Other members of her family are less aware of this important truth. In their pursuit of love and success, they too often forget the lessons of their Greek forbears. Time and again, these loveable characters attempt to cheat fate with predictable, sometimes tragic, but always engaging results.

Ultimately, I think that the book’s essential message is the importance of finding your own identity and learning to become comfortable with that, as Cal does when he first escapes to San Francisco and then Berlin. In a poignant moment of self-realisation, he refuses to be something that he isn’t:

I live my own life and nurse my own wounds. It's not the best way to live. But it's the way I am. It's amazing what you can get used to.

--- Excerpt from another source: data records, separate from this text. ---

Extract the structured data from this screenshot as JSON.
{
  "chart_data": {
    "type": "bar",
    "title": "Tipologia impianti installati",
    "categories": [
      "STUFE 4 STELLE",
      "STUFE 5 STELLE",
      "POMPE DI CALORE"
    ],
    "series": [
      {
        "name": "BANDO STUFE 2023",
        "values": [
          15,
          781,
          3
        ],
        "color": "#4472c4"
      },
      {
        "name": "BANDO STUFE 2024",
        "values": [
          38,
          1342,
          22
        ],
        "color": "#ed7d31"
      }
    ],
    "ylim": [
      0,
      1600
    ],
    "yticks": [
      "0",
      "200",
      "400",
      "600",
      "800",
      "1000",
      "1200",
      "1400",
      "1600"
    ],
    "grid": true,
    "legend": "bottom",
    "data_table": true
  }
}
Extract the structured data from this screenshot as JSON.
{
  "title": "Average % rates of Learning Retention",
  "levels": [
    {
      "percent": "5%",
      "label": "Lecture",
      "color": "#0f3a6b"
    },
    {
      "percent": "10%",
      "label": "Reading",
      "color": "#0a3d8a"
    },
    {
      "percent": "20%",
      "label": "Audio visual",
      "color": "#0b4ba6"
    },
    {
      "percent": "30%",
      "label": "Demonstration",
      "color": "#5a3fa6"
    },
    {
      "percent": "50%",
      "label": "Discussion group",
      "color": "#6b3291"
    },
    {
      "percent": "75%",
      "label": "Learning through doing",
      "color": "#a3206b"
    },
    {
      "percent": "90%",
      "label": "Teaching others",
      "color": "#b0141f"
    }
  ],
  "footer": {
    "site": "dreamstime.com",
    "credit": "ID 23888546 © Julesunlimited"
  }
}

Can you see me? All of me? Probably not. No one ever really has. We're all made up of many parts, other halves. Not just me.

Identity is something that everyone struggles with, so Cal’s struggle is not only tender and honest, but is also relevant to all of us. Eugenides has taken the greatest mystery of all (Who are we? Where do we come from?) and crafted an answer of sorts that is both illuminating and imaginative. Funnier, more compassionate and even more educational than the Hilary Swank vehicle “Boys Don’t Cry”, which tackled a similar subject, “Middlesex” is a triumphant affirmation of love, the human spirit and the right of everyone to lead the life of their own choosing, even if that means having it both ways.